Secondo quanto riferito dal consigliere, dopo studi di approfondimento, emergerebbero contraddizioni tra il bando di concorso per la progettazione e il relativo disciplinare da un lato e il progetto vincitore e la sua relazione illustrativa dall’altro.

“Punti oscuri”

“Rimango alquanto esterrefatto che nessuno se ne sia accorto – prosegue Fiorini – specie della commissione giudicatrice che ha valutato tutti i progetti partecipanti assegnandogli un punteggio, fino a proclamare il progetto vincitore.
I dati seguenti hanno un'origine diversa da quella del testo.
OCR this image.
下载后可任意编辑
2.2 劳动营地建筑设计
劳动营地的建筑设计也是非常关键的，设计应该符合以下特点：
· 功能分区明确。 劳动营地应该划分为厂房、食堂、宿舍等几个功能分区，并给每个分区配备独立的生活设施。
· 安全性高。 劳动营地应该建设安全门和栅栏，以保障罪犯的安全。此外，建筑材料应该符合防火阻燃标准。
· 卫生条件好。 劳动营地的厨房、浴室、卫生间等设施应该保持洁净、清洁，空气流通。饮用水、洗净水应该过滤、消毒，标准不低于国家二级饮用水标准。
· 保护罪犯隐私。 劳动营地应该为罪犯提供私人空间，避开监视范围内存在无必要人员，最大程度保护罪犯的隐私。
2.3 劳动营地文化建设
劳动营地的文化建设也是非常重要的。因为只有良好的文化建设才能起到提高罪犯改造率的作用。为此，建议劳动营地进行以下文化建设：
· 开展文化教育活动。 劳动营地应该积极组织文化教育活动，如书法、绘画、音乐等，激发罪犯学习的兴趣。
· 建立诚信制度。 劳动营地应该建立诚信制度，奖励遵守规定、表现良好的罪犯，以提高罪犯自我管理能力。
L’amministrazione continua ad andare avanti, ma i punti oscuri di tale concorso diventano sempre più numerosi”.

Il vincolo Leoni

Il consigliere ricorda che da un’analisi tecnica si evincerebbe che è stato messo a bando di gara (da parte degli organizzatori del concorso) il mantenimento dell’intervento del Leoni nell’immediato dopo-guerra in quanto simbolo dello sforzo di ricostruzione post bellica, in accordo con le varie note della Soprintendenza che auspicavano il mantenimento del complesso con le trasformazioni subite nel tempo. “Ciò trova riscontro anche dalle risposte ai vari quesiti dei concorrenti da parte del Rup, che richiedeva la riconoscibilità di quanto realizzato dall’Architetto Leoni nel 1949” – spiega Fiorini, che aggiunge – “Come mai questo vincolo posto sul bando non è stato rispettato dai concorrenti vincitori? E gli altri concorrenti che lo hanno rispettato?”

“Spese maggiori”

“Il secondo pilastro della realizzazione del bando di concorso era il primo stralcio, ovvero il Teatro ridotto che doveva essere realizzato con la cifra stanziata di 3,2 milioni. Peccato – continua Fiorini – che la scelta del progetto vincitore di collocare il ridotto sotto la sala principale costringe a spendere cifre ben maggiori e pertanto tale scelta risulta in palese contraddizione con le richieste del bando. Il ridotto sarebbe dovuto essere, sempre secondo il bando, perfettamente funzionante fin dal primo stralcio, ma ciò risulterebbe molto difficile da ottenere in quanto si troverebbe nell’interrato di un cantiere posto ai piani superiori. Dunque durante la seconda fase dei lavori (teatro grande) non sarebbe possibile utilizzare il ridotto poiché si avrebbe un cantiere sopra la testa con relativi rischi e rumori sia durante le prove che durante gli spettacoli. Immaginare di entrare in un interrato ad ascoltare musica mentre, al disopra del solaio, si sta costruendo un teatro diventa ridicolo solo pensarlo”.

Aspetti tecnici

Fiorini individua criticità anche negli aspetti tecnici che, trattandosi di un concorso di progettazione, “dovevano essere risolti ad un livello consono ad una fase preliminare di progettazione, in particolare gli aspetti antincendio e relativi alla macchina teatrale che appaiono totalmente carenti e non rispondenti alle richieste del bando che invece erano specifiche. Com’è possibile che l’”esperto di Teatri” presente in commissione non si sia accorto che nel progetto vincitore vi era la totale mancanza del sottopalco e la mancanza di una cabina di regia indispensabile in un Teatro moderno? E com’è possibile che non si siano accorti della mancanza di vie di fuga conformi alla normativa sui Teatri?“.

“Non procedere”

“Porterò la questione in quarta commissione consiliare – conclude Fiorini – per analizzare tutti questi punti che non sono stati rispettati dal progetto vincitore come richiesto dal bando e se necessario chiederò l’audizione della Soprintendenza per il mancato rispetto del vincolo previsto nel bando. Intanto rinnovo l’invito all’amministrazione a non procedere, perché questa vicenda è piena di punti oscuri”.